An alternative approach to the rotating disk electrode (RDE) for characterising fuel cell electrocatalysts is presented. The approach combines high mass transport with a flat, uniform, and homogeneous catalyst deposition process, well suited for studying intrinsic catalyst properties at realistic operating conditions of a polymer electrolyte fuel cell (PEFC). Uniform catalyst layers were produced with loadings as low as 0.16 μg_Pt cm⁻² and thicknesses as low as 200 nm. Such ultra thin catalyst layers are considered advantageous to minimize internal resistances and mass transport limitations.

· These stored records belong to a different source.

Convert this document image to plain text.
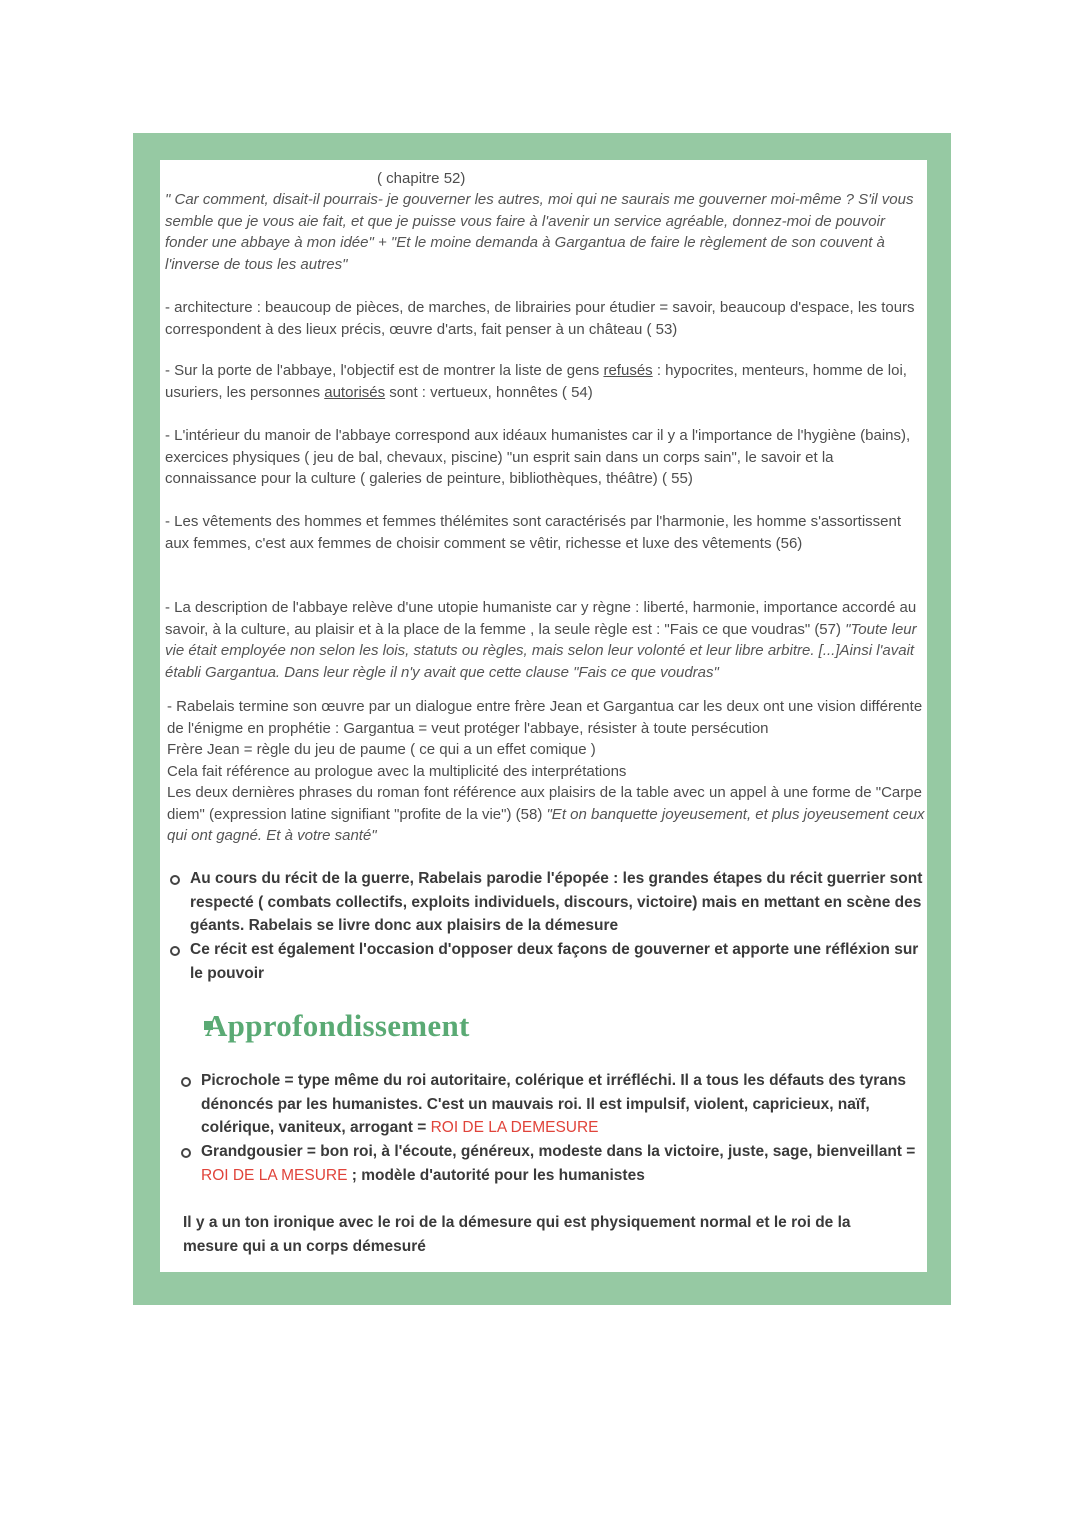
( chapitre 52)
" Car comment, disait-il pourrais- je gouverner les autres, moi qui ne saurais me gouverner moi-même ? S'il vous semble que je vous aie fait, et que je puisse vous faire à l'avenir un service agréable, donnez-moi de pouvoir fonder une abbaye à mon idée" + "Et le moine demanda à Gargantua de faire le règlement de son couvent à l'inverse de tous les autres"
- architecture : beaucoup de pièces, de marches, de librairies pour étudier = savoir, beaucoup d'espace, les tours correspondent à des lieux précis, œuvre d'arts, fait penser à un château ( 53)
- Sur la porte de l'abbaye, l'objectif est de montrer la liste de gens refusés : hypocrites, menteurs, homme de loi, usuriers, les personnes autorisés sont : vertueux, honnêtes ( 54)
- L'intérieur du manoir de l'abbaye correspond aux idéaux humanistes car il y a l'importance de l'hygiène (bains), exercices physiques ( jeu de bal, chevaux, piscine) "un esprit sain dans un corps sain", le savoir et la connaissance pour la culture ( galeries de peinture, bibliothèques, théâtre) ( 55)
- Les vêtements des hommes et femmes thélémites sont caractérisés par l'harmonie, les homme s'assortissent aux femmes, c'est aux femmes de choisir comment se vêtir, richesse et luxe des vêtements (56)
- La description de l'abbaye relève d'une utopie humaniste car y règne : liberté, harmonie, importance accordé au savoir, à la culture, au plaisir et à la place de la femme , la seule règle est : "Fais ce que voudras" (57) "Toute leur vie était employée non selon les lois, statuts ou règles, mais selon leur volonté et leur libre arbitre. [...]Ainsi l'avait établi Gargantua. Dans leur règle il n'y avait que cette clause "Fais ce que voudras"
- Rabelais termine son œuvre par un dialogue entre frère Jean et Gargantua car les deux ont une vision différente de l'énigme en prophétie : Gargantua = veut protéger l'abbaye, résister à toute persécution
Frère Jean = règle du jeu de paume ( ce qui a un effet comique )
Cela fait référence au prologue avec la multiplicité des interprétations
Les deux dernières phrases du roman font référence aux plaisirs de la table avec un appel à une forme de "Carpe diem" (expression latine signifiant "profite de la vie") (58) "Et on banquette joyeusement, et plus joyeusement ceux qui ont gagné. Et à votre santé"
Au cours du récit de la guerre, Rabelais parodie l'épopée : les grandes étapes du récit guerrier sont respecté ( combats collectifs, exploits individuels, discours, victoire) mais en mettant en scène des géants. Rabelais se livre donc aux plaisirs de la démesure
Ce récit est également l'occasion d'opposer deux façons de gouverner et apporte une réfléxion sur le pouvoir
Approfondissement
Picrochole = type même du roi autoritaire, colérique et irréfléchi. Il a tous les défauts des tyrans dénoncés par les humanistes. C'est un mauvais roi. Il est impulsif, violent, capricieux, naïf, colérique, vaniteux, arrogant = ROI DE LA DEMESURE
Grandgousier = bon roi, à l'écoute, généreux, modeste dans la victoire, juste, sage, bienveillant = ROI DE LA MESURE ; modèle d'autorité pour les humanistes
Il y a un ton ironique avec le roi de la démesure qui est physiquement normal et le roi de la mesure qui a un corps démesuré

Geometric current densities as high as 5.7 A cm⁻²_Geo were experimentally achieved at a loading of 10.15 μg_Pt cm⁻² for the hydrogen oxidation reaction (HOR) at room temperature, which is three orders of magnitude higher than current densities achievable with the RDE. Modelling of the associated diffusion field suggests that such high performance is enabled by fast lateral diffusion within the electrode. The electrodes operate over a wide potential range with insignificant mass transport losses, allowing the study of the ORR at high overpotentials. Electrodes produced a specific current density of 31 ± 9 mA cm⁻²_Spec at a potential of 0.65 V vs. RHE for the oxygen reduction reaction (ORR) and 600 ± 60 mA cm⁻²_Spec for the peak potential of the HOR. The mass activity of a commercial 60 wt% Pt/C catalyst towards the ORR was found to exceed a range of literature PEFC mass activities across the entire potential range. The HOR also revealed fine structure in the limiting current range and an asymptotic current decay for potentials above 0.36 V. These characteristics are not visible with techniques limited by mass transport in aqueous media such as the RDE.